Ordinary regression clearly identifies the genes discussed by Hrvatin et al. But the p-values are extremely small (for reference, the red dashed line indicate p=0.05). The model is not acknowledging the fact that cells from the same mouse probably have a lot of internal correlation, and therefore the model fit is overly certain. The same phenomenon can be observed in the GLM model. The multilevel model has much more reasonable p-values.

An alternative proposed strategy is a two-step one. First, define cell types on the single cell level from scRNA-seq. Then, for each cell type sum up the counts for each biological sample (mouse) and treat them as “pseudobulk”, as if they were sorted cells from each sample. Now we can apply differential expression tests on the summed level.
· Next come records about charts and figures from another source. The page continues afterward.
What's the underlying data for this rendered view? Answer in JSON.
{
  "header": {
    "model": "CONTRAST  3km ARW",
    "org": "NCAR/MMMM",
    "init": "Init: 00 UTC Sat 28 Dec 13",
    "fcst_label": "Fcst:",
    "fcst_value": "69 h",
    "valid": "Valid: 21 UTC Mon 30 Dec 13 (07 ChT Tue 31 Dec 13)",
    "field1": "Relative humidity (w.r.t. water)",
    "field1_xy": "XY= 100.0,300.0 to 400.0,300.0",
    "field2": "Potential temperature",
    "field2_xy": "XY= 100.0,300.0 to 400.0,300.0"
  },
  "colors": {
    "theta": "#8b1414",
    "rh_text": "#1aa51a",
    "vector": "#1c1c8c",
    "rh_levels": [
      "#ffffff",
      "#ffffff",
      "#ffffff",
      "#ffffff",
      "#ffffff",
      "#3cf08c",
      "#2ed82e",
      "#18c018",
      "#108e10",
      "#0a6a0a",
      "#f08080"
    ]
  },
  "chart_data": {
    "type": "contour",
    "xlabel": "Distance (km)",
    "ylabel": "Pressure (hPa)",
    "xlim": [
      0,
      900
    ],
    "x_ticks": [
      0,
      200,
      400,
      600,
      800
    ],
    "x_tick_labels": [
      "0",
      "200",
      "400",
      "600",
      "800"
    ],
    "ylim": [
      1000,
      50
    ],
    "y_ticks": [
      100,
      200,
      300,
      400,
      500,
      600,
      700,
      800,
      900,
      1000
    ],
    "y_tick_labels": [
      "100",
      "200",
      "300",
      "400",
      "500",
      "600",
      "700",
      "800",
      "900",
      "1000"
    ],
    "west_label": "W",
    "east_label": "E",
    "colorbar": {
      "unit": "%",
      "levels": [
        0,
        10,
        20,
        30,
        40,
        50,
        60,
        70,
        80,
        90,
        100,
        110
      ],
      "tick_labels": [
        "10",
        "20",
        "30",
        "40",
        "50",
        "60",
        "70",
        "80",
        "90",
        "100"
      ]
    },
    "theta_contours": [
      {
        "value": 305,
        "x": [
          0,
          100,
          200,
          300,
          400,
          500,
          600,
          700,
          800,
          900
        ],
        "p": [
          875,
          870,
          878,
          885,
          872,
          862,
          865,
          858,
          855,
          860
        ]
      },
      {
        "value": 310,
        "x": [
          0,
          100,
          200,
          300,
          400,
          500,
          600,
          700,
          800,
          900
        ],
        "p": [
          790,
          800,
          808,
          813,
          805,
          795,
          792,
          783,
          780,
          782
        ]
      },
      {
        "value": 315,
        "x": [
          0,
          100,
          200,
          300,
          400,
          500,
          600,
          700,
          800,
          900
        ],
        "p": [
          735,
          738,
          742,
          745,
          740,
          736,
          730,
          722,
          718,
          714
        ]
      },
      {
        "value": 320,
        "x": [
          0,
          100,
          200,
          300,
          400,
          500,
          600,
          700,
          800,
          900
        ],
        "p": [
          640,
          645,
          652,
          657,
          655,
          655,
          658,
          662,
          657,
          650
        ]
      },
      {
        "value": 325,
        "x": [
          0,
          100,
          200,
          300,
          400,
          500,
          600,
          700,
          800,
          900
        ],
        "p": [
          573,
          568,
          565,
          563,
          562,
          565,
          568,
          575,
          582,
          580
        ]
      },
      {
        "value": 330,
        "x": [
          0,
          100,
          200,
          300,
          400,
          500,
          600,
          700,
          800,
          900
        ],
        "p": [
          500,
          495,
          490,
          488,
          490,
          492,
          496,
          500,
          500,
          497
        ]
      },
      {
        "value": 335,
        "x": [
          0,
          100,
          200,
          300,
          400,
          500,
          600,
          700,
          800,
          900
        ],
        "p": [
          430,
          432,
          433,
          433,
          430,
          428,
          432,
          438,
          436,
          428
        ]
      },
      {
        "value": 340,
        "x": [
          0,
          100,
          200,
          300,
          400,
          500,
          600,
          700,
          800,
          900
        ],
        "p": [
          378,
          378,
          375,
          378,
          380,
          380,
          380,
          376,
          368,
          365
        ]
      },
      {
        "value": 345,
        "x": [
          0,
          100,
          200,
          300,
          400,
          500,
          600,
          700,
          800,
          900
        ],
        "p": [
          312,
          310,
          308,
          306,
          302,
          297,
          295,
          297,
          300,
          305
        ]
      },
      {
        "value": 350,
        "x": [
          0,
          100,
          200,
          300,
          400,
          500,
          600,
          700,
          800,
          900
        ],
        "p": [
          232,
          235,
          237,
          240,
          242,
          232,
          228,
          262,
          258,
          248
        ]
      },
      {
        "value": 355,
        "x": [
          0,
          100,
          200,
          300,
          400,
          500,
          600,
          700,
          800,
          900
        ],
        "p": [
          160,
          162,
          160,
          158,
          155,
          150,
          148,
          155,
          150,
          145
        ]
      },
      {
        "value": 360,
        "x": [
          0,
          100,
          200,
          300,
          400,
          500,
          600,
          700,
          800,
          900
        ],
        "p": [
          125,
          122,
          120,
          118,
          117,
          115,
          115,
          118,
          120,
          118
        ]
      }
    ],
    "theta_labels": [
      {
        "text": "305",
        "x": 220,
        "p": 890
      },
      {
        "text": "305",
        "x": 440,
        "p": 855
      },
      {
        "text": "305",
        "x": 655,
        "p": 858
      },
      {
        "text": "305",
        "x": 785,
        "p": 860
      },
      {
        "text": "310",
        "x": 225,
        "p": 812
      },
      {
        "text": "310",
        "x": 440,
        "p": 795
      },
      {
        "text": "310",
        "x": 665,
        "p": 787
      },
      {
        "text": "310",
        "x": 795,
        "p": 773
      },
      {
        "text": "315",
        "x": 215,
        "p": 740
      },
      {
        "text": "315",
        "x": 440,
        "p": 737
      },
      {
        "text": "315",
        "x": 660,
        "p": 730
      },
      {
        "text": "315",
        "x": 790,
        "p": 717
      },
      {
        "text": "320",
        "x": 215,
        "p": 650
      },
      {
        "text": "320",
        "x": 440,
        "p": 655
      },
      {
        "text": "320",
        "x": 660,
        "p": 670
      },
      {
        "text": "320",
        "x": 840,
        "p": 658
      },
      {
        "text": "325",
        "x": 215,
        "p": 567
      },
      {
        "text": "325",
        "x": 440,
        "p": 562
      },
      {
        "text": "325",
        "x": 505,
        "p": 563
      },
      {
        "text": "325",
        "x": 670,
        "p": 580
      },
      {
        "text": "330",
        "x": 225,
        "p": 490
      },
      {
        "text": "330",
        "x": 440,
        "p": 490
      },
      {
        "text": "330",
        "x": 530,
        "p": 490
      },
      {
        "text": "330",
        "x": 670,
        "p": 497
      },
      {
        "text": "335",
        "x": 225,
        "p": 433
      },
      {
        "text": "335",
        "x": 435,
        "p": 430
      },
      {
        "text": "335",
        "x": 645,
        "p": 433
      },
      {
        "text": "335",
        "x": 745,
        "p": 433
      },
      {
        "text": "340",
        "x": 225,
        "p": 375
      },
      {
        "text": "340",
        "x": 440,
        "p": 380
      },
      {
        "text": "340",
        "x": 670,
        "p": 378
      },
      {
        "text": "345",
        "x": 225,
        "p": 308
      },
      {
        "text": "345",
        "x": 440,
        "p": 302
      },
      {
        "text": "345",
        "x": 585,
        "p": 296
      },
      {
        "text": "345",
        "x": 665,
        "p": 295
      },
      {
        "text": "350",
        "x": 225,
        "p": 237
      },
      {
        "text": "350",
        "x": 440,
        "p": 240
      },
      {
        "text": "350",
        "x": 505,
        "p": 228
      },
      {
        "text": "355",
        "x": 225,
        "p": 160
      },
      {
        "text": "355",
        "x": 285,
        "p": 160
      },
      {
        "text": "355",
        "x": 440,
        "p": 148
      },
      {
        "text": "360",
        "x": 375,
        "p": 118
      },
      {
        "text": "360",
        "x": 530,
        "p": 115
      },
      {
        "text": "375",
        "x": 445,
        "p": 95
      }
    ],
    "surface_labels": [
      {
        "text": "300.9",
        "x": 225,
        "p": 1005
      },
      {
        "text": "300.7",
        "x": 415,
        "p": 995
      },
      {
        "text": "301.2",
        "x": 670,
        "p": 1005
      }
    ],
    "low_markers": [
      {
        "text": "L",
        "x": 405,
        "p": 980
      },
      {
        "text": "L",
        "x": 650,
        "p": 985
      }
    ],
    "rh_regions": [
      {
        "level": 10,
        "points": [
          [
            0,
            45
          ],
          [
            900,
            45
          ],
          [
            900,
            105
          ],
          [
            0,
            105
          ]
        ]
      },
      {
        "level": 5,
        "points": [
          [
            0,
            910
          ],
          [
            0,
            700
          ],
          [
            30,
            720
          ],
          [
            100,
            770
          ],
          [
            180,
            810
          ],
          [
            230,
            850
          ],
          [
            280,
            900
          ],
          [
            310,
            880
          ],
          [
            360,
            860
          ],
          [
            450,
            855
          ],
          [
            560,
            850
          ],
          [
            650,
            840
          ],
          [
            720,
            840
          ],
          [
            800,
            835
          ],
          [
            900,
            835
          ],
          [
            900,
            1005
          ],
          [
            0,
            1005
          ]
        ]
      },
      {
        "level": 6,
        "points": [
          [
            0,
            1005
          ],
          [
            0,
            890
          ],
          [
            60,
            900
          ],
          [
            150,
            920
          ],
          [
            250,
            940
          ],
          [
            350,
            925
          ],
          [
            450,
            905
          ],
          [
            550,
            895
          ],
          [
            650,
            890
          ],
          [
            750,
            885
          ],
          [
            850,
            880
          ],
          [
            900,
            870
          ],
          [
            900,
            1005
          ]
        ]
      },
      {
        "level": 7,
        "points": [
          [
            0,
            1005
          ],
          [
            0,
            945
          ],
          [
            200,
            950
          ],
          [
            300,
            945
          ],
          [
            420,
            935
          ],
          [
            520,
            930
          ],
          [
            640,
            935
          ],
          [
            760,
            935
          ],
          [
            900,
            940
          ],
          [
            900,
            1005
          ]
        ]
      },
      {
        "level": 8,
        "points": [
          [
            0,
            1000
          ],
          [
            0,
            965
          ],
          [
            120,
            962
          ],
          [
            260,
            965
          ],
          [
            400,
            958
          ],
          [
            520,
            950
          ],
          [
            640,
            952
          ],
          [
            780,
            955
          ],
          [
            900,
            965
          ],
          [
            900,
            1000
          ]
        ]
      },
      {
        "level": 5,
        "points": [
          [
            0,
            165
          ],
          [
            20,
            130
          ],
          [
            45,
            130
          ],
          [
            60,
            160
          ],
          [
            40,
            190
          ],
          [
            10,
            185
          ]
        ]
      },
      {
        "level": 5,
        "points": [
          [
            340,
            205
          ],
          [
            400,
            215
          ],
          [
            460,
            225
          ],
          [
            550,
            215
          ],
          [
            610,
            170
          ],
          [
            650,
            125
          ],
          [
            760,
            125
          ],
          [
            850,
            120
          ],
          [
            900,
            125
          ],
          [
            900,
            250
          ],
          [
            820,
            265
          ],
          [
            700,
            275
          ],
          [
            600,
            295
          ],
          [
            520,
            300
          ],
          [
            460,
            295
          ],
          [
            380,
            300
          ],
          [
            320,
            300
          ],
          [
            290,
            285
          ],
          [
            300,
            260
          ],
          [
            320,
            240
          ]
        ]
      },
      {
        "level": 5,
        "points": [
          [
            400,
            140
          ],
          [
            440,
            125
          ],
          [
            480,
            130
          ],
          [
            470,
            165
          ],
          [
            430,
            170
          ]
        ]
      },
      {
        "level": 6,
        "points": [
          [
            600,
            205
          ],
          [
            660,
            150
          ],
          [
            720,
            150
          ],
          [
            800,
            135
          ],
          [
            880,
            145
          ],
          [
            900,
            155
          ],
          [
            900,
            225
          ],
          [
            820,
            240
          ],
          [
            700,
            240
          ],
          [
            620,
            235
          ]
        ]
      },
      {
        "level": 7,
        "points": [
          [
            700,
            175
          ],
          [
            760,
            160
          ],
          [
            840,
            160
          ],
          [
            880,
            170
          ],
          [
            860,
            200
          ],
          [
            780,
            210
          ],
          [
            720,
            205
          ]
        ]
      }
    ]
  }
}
I applied the same models, but for such summed pseudobulks, now having only 17 observations rather than 1,856.

The OLS regression now seems much more reasonable, the GLM model still has the same issue of seeming overly confident, and interestingly, the Poisson multilevel model for the pseudobulk gives exactly the same results as for the single cell data. This idea of pseudobulk analysis was explored by Lun & Marioni 2017 [2].

There’s no particular ground truth here for a proper comparison, but the investigation suggests that it is possible to use multilevel models for differential expression. I like that the multilevel approach ties directly to the hierarchical nature of the experiment. Here I only used basic R functions rather than specialized DE packages. The specialized packages would do more clever things like empirical Bayes shrinkage across the genes, or use more sophisticated offsets than the total_count I use here. I just wanted to compare these strategies directly with naive implementation. (For an interested reader, I suggest the recent comparison by Soneson & Robinson 2018 [3].)

Finally, I used Poisson models here; there are plenty of reasons to think that negative binomial models would be more appropriate, and I might revisit these questions to test that at some point. Notebooks, R scripts, and other material for making this post are available on Github. Thanks to Lior Pachter for editorial feedback on this post.

## References

[1] S. Hrvatin et al., “Single-cell analysis of experience-dependent transcriptomic states in the mouse visual cortex,” Nat. Neurosci., vol. 21, no. 1, pp. 120–129, Jan. 2018.

[2] A. T. L. Lun and J. C. Marioni, “Overcoming confounding plate effects in differential expression analyses of single-cell RNA-seq data,” Biostatistics, vol. 18, no. 3, pp. 451–464, Jul. 2017.

[3] C. Soneson and M. D. Robinson, “Bias, robustness and scalability in single-cell differential expression analysis,” Nat. Methods, Feb. 2018.